Baidu’s Apollo is an ambitious, open-source platform designed to support self-driving vehicles. Apollo Enterprise, initially released at last year’s Consumer Electronics Show, targets highway autonomous driving, autonomous valet parking, and fully autonomous mini-buses. It includes an intelligent map data service platform and Baidu’s voice assistant for cars, DuerOS.

Of course, the software framework needs to run on something, which is the Apollo Computing Unit (ACU). Baidu and Xilinx just announced that Apollo is running on the Xilinx Automotive (XA) Zynq UltraScale+ MPSoC (XAZU5EV) (see figure). The 16-nm FinFET+ XA Zinq UltraScale+ MPSoC is an automotive-qualified FPGA that targets advanced driver-assistance systems (ADAS) and self-driving cars. It incorporates 64-bit, hard-core Arm processors with an FPGA fabric that contains over 650,000 programmable logic cells and nearly 3,000 DSP slices.

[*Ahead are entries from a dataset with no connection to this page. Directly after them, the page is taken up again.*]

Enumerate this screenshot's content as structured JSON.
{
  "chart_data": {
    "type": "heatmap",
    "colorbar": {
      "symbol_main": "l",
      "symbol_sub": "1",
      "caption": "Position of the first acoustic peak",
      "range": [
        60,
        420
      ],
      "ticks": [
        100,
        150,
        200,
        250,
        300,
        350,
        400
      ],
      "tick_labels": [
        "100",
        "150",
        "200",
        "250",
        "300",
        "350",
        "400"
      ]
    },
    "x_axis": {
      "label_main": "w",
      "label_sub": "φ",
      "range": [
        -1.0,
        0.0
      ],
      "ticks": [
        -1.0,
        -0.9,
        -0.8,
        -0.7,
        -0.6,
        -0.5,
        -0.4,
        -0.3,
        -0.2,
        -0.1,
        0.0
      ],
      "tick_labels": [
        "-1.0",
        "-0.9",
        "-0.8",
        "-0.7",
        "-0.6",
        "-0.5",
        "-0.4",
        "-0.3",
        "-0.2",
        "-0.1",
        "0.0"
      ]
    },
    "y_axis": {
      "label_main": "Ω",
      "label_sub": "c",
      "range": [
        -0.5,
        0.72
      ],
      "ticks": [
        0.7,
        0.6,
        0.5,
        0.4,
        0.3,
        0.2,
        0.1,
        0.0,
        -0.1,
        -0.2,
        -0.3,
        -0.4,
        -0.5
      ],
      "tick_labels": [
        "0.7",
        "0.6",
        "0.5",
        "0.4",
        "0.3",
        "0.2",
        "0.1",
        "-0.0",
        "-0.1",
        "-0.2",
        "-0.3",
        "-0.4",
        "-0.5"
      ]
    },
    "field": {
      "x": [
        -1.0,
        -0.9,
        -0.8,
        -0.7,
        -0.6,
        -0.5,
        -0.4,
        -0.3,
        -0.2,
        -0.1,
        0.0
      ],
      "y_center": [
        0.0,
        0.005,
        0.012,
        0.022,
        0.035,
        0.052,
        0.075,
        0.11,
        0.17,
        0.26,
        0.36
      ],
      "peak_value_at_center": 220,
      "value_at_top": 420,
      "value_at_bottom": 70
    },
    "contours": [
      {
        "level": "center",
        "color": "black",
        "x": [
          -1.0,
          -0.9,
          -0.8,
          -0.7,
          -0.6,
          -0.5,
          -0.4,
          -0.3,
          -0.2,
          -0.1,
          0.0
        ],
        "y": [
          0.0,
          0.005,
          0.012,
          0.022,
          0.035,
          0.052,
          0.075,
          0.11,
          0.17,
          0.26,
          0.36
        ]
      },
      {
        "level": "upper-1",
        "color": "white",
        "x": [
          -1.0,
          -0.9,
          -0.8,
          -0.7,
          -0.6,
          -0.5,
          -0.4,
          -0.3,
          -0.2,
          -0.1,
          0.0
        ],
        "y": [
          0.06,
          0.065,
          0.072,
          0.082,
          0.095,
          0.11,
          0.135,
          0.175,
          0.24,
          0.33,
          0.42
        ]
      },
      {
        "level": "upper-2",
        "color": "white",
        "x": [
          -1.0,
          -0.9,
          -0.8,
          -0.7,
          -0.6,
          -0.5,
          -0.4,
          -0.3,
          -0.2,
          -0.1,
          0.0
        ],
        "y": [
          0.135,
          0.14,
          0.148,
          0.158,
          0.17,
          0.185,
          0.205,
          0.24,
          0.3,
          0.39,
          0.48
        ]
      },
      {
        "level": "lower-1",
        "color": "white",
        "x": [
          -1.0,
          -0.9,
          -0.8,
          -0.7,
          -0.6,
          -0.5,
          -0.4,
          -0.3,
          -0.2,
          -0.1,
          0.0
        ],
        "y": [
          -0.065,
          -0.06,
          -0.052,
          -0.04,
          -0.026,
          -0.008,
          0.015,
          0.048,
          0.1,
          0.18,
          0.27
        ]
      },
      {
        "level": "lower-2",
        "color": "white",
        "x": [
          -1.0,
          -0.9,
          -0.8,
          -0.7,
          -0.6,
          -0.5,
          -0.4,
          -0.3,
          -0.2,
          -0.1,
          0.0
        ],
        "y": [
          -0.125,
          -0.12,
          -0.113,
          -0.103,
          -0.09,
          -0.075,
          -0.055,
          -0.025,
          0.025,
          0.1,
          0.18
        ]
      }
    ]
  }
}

Apollo’s deep-learning inference support is designed to handle complex driving environments, including sensor fusion and AI processing. The Apollo proof-of-concept hardware platform uses GPUs—this is replaced with the Xilinx hardware. The new hardware is compatible with the existing Baidu PaddlePaddle framework that incorporates five cameras and a dozen ultrasonic radars. The system is designed to meet vehicle-level production requirements.

“Through our close collaboration with Xilinx, we are providing automotive OEMs and Tier 1 suppliers with an adaptable computing platform,” said Wang Yunpeng, senior director of Baidu's Automatic Driving Technology Department. “The Xilinx technology is at the heart of our ACU-Advanced platform for AVP, as no other solution could provide us with the performance required for mass production.”

“Baidu is increasingly a major player in automotive, and Xilinx is the ideal solution to solve the technical challenges associated with AVP and automated vehicle development," said Yousef Khalilollahi, vice president, core vertical markets, Xilinx. "By providing an adaptable hardware platform, Baidu can design flexible and scalable systems that seamlessly incorporate AI compute acceleration and functional safety through diversity in processing engines. We look forward to expanding our collaboration with Baidu to take automated driving to the next level.”

Baidu’s announcement also noted that its Automated Valet Parking (AVP) runs on ACU-Advanced and Xilinx’s hardware. AVP is built on Apollo.